/discursive

Twitter topic search and indexing with Elasticsearch

Primary LanguagePython

discursive

This tool searches Twitter for a given topic and stores the status, user and search topic in an Elasticsearch index.The intended use case is for social network composition and Tweet text analysis.

Sooner-than-later this work should be merged with @bstarling's fantastic work as a one-stop-shop for search/streaming. And, we have a nifty new backend/supporting infrastructure on the roadmap courtesy of @nataliaking! Therefore, please do consider this a temporary bridge to a better place.

Setup

Everything you see here runs on AWS EC2 and the AWS Elasticsearch service. Currently, it runs just fine in the free tier. Things you will need include:

This sounds like a lot, but was quite quick to cobble together.

Scouring the Twitterverse

Once everything is installed and you're ready to rock:

  1. Insert your desired keyword in the index_twitter_search.py file in this part:
# load topics & build a search
topics = ["oath keeper"]
search = api.search(q=topics, count=100)

Currently, you can only search for one thing at a time because, well, I haven't gotten around to building a list of search terms and fancy stuff like that. I suspect that'll likely come as a component of a larger refactoring during the merge of @bstarling's work and @nataliaking's supporting infrastructure design. But, if someone wants to bite that off now, feel free to PR it!

  1. Setup your AWS and Twitter configs

    • Go into config.py and drop in your Twitter token/keys
    • Go into esconn.py and drop in your AWS Elasticsearch domain host and AWS auth
  2. Run essetup.py which'll generate the index with the appropriate mappings and whatnot

  3. Curse me for doing this in Python 2.7

    • There are reasons. Just none that I want to admit to here. A move to 3x will come soon I'm sure.

Fire for effect

Once you're done configuring everything from above run python index_twitter_search_py which will, the first time you run it (error free, of course), tell you there are no documents. Subsequent runs spit out a bunch of text to your console that you can turn off by commenting out this unsightly thing:

# view the message field in the twitter index
messages = es.search(index="twitter", size=1000, _source=['message'])
print messages

As one may imagine, running this does a bulk insert of Tweets you searched for into Elasticsearch (the user, tweet text and search topic).
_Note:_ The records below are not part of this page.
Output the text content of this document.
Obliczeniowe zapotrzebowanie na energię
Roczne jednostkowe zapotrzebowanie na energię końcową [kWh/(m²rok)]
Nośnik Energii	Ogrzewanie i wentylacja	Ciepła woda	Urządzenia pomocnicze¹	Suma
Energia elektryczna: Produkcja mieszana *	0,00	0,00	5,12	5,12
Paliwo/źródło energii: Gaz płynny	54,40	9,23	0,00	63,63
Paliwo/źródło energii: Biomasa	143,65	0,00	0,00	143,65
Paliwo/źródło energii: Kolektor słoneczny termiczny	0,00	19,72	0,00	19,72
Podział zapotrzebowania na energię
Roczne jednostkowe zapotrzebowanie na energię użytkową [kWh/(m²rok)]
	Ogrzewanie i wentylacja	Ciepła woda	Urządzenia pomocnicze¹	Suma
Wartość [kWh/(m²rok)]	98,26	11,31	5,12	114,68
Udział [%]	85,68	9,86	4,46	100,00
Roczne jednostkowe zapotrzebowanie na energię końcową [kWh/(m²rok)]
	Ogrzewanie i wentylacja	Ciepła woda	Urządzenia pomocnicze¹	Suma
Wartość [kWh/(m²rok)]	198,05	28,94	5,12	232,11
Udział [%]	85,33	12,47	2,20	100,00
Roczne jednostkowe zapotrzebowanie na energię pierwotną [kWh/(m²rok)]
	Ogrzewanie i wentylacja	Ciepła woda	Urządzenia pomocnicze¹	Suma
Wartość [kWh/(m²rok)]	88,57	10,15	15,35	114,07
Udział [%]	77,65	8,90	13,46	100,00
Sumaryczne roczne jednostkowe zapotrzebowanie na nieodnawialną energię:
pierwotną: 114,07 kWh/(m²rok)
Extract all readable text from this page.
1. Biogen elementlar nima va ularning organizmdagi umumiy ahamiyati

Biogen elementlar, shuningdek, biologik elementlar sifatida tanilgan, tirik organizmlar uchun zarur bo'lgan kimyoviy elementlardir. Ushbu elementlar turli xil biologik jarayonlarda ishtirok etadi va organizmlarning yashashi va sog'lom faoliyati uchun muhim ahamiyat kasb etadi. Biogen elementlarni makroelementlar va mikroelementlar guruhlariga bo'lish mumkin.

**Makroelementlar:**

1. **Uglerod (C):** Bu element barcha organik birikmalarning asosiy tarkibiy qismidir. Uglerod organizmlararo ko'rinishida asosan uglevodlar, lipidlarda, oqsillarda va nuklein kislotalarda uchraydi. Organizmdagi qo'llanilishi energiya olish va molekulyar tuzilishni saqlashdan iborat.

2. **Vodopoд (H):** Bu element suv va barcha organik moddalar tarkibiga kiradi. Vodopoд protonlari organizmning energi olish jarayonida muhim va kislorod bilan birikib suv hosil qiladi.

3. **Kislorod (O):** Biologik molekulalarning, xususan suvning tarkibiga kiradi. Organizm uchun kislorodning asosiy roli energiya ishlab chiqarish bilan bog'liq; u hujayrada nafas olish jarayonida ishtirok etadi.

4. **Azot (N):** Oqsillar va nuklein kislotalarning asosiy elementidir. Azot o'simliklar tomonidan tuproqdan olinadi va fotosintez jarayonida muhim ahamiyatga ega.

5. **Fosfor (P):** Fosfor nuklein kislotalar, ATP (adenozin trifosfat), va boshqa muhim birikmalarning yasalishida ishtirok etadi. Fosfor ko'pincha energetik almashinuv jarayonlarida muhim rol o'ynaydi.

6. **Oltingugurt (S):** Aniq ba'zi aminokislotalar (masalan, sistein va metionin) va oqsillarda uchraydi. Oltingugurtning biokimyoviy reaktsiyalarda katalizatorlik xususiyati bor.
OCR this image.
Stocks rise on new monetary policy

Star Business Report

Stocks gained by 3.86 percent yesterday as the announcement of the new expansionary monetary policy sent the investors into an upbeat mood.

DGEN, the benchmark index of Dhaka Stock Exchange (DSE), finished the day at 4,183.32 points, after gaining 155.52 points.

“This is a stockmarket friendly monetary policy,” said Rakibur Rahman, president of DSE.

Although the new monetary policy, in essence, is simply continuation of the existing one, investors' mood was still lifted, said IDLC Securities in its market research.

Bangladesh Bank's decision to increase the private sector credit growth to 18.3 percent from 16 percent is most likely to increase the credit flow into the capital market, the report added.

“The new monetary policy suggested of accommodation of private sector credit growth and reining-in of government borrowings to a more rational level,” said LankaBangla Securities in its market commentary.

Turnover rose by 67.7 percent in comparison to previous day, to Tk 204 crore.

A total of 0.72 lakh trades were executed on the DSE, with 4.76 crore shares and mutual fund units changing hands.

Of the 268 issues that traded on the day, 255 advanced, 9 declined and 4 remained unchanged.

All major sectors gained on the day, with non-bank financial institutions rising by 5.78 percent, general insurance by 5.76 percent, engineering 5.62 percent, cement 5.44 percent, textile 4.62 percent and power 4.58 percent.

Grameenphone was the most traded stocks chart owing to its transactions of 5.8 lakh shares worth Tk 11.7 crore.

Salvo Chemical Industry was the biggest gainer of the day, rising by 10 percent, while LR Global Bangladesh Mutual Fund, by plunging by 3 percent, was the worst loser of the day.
You can then use Kibana if you like or just curl out to your fancy new Elasticsearch index to do all the wonderful Elasticsearch-y things. To be sure, you could also use Postman or some other browser-based tooling like a sane person.

Where to find help

There is a chance setting all this up gives you problems. How great a chance? I don't care to speculate publically. I'm @nick on our Slack or you can file an issue here (please for my sanity just join us on Slack and let's talk there).

Want to use my infra?

I am a-ok with sharing access to the running instance of Kibana on a per-IP basis until we get new infra up. I am even happy to take your search term requests and type them into my functioning configuration of this thing and have them indexed if you want to send them to me. I will do this for free because we're fam.

Twitter Collection Terms:

Search Terms

oath keeper
MAGA
cuck
CSPOA

Roadmap

We have no formal roadmap yet, other than to say a new supporting infra is forthcoming and we are going to finish building a search/stream Twitter capability. That said, here's some suggested stuff until we get a community roadmap:

  • Help do the merge of stream/search capability referenced throughout this doc
  • Ensure we have functions capable of returning all the important parts of a Tweet/profile (follower counts, RTs, domains, etc.)
  • Begin working on an NLP capability (I personally heart Spacy) to get some basics carved out of the Tweet statuses (entities, POS, etc.)
  • Anything else we want to do as a community!